The court decision in the Charlotte Redden v. Clear Creek Skiing Corporation case, by a 2-1 vote in favor of Clear Creek Skiing, provides ski resorts with near-blanket immunity when skiers and snowboarders sign waivers on annual pass or day tickets, according to some local attorneys.
The attorneys said they now must prove gross negligence to win lawsuits against resorts.
“If this ruling stands, absolutely skiers are at a greater risk,” attorney Bruce Braley said.
“There’s no incentive for ski areas to function safely if there’s no civil liability that attaches to wrongdoing,” added attorney Jim Chalat.
The waivers are printed in small print on annual passes and tickets purchased at windows at all Colorado ski areas. Braley, Chalat and fellow attorney Peter Burg said this decision brings greater risk for everyone riding ski lifts or gondolas in the state.
“I think it’s really important that skiers understand they are at risk anytime they get on a chair lift,” Burg said. “I’m appalled. I’m frightened.”
The three attorneys have handled many of the largest cases brought by skiers and snowboarders injured on Colorado’s slopes.
The court decision means when a skier agrees to the waiver that allows them to ski or snowboard in Colorado, they are essentially releasing the ski resort from liability from injuries on chair lifts or gondolas.
The first paragraph of the Colorado Court of Appeals decision reads: “Skiing is one of the state’s biggest tourist activities and supports not only the ski area operators but also businesses.”
Braley, Burg and Chalat saw that as a key indicator behind the possible justification for the positions of the two judges who decided in favor of Clear Creek Skiing Corporation.
“It’s important that we recognize how the ski industry does affect the economy,” Braley said. “But it’s also important to recognize how it can destroy a family’s life if they are not living up to their responsibility.”
Braley represents the family of Bill Huber, whose wife and two daughters were ejected from a Ski Granby Ranch chair life in 2016. Huber’s wife, Kelly, was killed and his two daughters were seriously injured. Their legal attempt to hold the ski resort accountable remains unresolved.
“We’ve got to be diligent. We’ve got to be consistent in providing safety and security for operations at ski resorts,” Bill Huber said from his home in Texas. “It’s imperative because no family and no two daughters, little girls, should ever have to experience this, ever.”
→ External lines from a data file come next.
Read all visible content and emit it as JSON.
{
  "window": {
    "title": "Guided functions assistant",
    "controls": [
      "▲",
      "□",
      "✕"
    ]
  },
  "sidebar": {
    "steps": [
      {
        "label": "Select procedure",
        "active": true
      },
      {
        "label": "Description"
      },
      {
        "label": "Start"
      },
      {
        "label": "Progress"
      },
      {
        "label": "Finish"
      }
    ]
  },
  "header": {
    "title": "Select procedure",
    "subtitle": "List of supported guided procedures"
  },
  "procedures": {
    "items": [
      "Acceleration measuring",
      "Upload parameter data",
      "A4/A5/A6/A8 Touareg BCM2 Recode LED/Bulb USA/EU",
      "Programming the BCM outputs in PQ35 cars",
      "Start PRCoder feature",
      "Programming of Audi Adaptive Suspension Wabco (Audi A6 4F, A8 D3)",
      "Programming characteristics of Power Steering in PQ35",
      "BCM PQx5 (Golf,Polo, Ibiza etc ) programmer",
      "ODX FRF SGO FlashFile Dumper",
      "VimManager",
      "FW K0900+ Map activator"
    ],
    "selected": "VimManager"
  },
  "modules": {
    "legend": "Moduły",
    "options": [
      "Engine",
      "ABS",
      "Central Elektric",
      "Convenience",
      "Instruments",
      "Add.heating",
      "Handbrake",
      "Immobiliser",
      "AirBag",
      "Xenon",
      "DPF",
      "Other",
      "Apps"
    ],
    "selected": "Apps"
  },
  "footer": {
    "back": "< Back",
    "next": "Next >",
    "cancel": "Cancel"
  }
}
Braley is concerned the appellate court ruling in the Redden v. Clear Creek Skiing Corporation could impact their case.
“I would be naïve if I wasn’t concerned about the potential impact of the Redden decision on their case,” he said.
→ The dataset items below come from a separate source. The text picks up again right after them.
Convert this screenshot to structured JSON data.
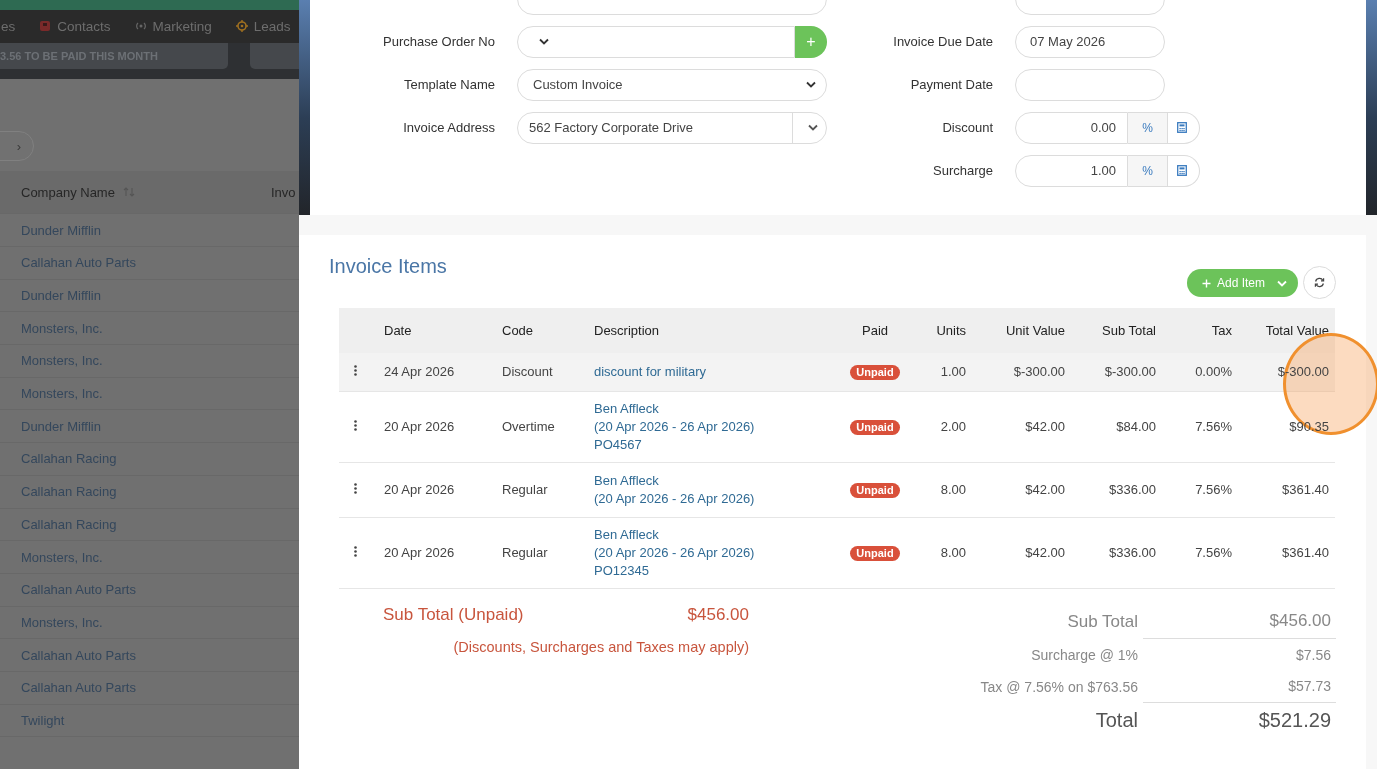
{
  "background_app": {
    "nav_items": [
      {
        "label": "es"
      },
      {
        "label": "Contacts"
      },
      {
        "label": "Marketing"
      },
      {
        "label": "Leads"
      }
    ],
    "summary_text": "3.56 TO BE PAID THIS MONTH",
    "pager_next": "›",
    "table": {
      "columns": [
        "Company Name"
      ],
      "rows": [
        "Dunder Mifflin",
        "Callahan Auto Parts",
        "Dunder Mifflin",
        "Monsters, Inc.",
        "Monsters, Inc.",
        "Monsters, Inc.",
        "Dunder Mifflin",
        "Callahan Racing",
        "Callahan Racing",
        "Callahan Racing",
        "Monsters, Inc.",
        "Callahan Auto Parts",
        "Monsters, Inc.",
        "Callahan Auto Parts",
        "Callahan Auto Parts",
        "Twilight"
      ],
      "column_2_heading": "Invo"
    }
  },
  "invoice_form": {
    "left_fields": [
      {
        "label": "Purchase Order No",
        "kind": "select_add",
        "button": "+"
      },
      {
        "label": "Template Name",
        "kind": "select",
        "value": "Custom Invoice"
      },
      {
        "label": "Invoice Address",
        "kind": "combo",
        "value": "562 Factory Corporate Drive"
      }
    ],
    "right_fields": [
      {
        "label": "Invoice Due Date",
        "kind": "text",
        "value": "07 May 2026"
      },
      {
        "label": "Payment Date",
        "kind": "text"
      },
      {
        "label": "Discount",
        "kind": "percent",
        "value": "0.00",
        "unit": "%"
      },
      {
        "label": "Surcharge",
        "kind": "percent",
        "value": "1.00",
        "unit": "%"
      }
    ]
  },
  "invoice_items": {
    "title": "Invoice Items",
    "add_button": "Add Item",
    "columns": [
      "Date",
      "Code",
      "Description",
      "Paid",
      "Units",
      "Unit Value",
      "Sub Total",
      "Tax",
      "Total Value"
    ],
    "rows": [
      {
        "date": "24 Apr 2026",
        "code": "Discount",
        "description": [
          "discount for military"
        ],
        "paid": "Unpaid",
        "units": "1.00",
        "unit_value": "$-300.00",
        "sub_total": "$-300.00",
        "tax": "0.00%",
        "total_value": "$-300.00",
        "highlighted": true
      },
      {
        "date": "20 Apr 2026",
        "code": "Overtime",
        "description": [
          "Ben Affleck",
          "(20 Apr 2026 - 26 Apr 2026)",
          "PO4567"
        ],
        "paid": "Unpaid",
        "units": "2.00",
        "unit_value": "$42.00",
        "sub_total": "$84.00",
        "tax": "7.56%",
        "total_value": "$90.35",
        "highlighted": false
      },
      {
        "date": "20 Apr 2026",
        "code": "Regular",
        "description": [
          "Ben Affleck",
          "(20 Apr 2026 - 26 Apr 2026)"
        ],
        "paid": "Unpaid",
        "units": "8.00",
        "unit_value": "$42.00",
        "sub_total": "$336.00",
        "tax": "7.56%",
        "total_value": "$361.40",
        "highlighted": false
      },
      {
        "date": "20 Apr 2026",
        "code": "Regular",
        "description": [
          "Ben Affleck",
          "(20 Apr 2026 - 26 Apr 2026)",
          "PO12345"
        ],
        "paid": "Unpaid",
        "units": "8.00",
        "unit_value": "$42.00",
        "sub_total": "$336.00",
        "tax": "7.56%",
        "total_value": "$361.40",
        "highlighted": false
      }
    ],
    "unpaid": {
      "label": "Sub Total (Unpaid)",
      "value": "$456.00",
      "note": "(Discounts, Surcharges and Taxes may apply)"
    },
    "totals": [
      {
        "label": "Sub Total",
        "value": "$456.00",
        "kind": "subtotal"
      },
      {
        "label": "Surcharge @ 1%",
        "value": "$7.56",
        "kind": "line"
      },
      {
        "label": "Tax @ 7.56% on $763.56",
        "value": "$57.73",
        "kind": "line"
      },
      {
        "label": "Total",
        "value": "$521.29",
        "kind": "total"
      }
    ]
  }
}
In the Redden case, the plaintiff was injured while exiting a ski lift at Loveland Ski Area when she was blocked by another skier who fell while exiting the lift in front of Redden. She claimed negligence on the resort since the lift operator did not slow or stop the lift to avoid the accident.
The Huber case is not the only ongoing legal action potentially impacted by the Court of Appeals decision.
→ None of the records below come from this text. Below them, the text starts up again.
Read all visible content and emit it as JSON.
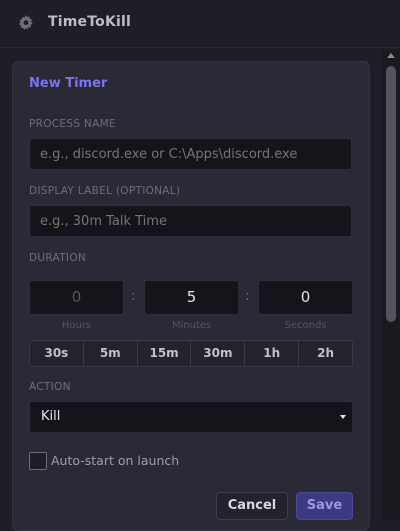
{
  "app": {
    "title": "TimeToKill",
    "settings_icon": "gear-icon"
  },
  "form": {
    "title": "New Timer",
    "process": {
      "label": "PROCESS NAME",
      "placeholder": "e.g., discord.exe or C:\\Apps\\discord.exe"
    },
    "display": {
      "label": "DISPLAY LABEL (OPTIONAL)",
      "placeholder": "e.g., 30m Talk Time"
    },
    "duration": {
      "label": "DURATION",
      "hours": "0",
      "minutes": "5",
      "seconds": "0",
      "hours_label": "Hours",
      "minutes_label": "Minutes",
      "seconds_label": "Seconds",
      "separator": ":"
    },
    "presets": [
      "30s",
      "5m",
      "15m",
      "30m",
      "1h",
      "2h"
    ],
    "action": {
      "label": "ACTION",
      "selected": "Kill"
    },
    "autostart": {
      "label": "Auto-start on launch",
      "checked": false
    },
    "buttons": {
      "cancel": "Cancel",
      "save": "Save"
    }
  },
  "colors": {
    "accent": "#7b73f0",
    "background": "#1f1e26",
    "card": "#2a2935",
    "input": "#15141a"
  }
}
Jason Varnish died in February 2020 while riding a chair lift at Vail Ski Resort. Officially, the Eagle County Coroner determined he died from positional asphyxia when he became entangled by his clothing that appears to have been caught on a portion of the chairlift. Reports say the chair on the lift was in the upright position and not snapped in place when Varnish attempted to get on the lift.
“He was doing something he loved. He was doing something he trusted would be safe. Instead, it came to take his life,” Jason’s son, Cameron, said. “I can’t imagine what he was thinking, you know, as a piece of equipment failed him and killed him. That should never happen.”
Burg, who is representing the family, discussed the potential impact the Redden ruling may have on their lawsuit against Vail Resorts.
“I would hope, given the facts and circumstances of a case like this, they wouldn’t [use the Redden decision]. There was gross negligence,” Burg said. “But I’ve been doing this for 41 years and I suspect that Vail and their lawyers very likely will be waiving the Redden case in our direction.”
The Huber and Varnish families are now hoping the Colorado Supreme Court will review and overturn the lower court decision. Their attorneys want the Supreme Court to incentivize safety.
Both Vail Resorts and Colorado Ski Country USA, the state’s largest ski trade association, declined to comment, citing the ongoing appeal in the Redden case.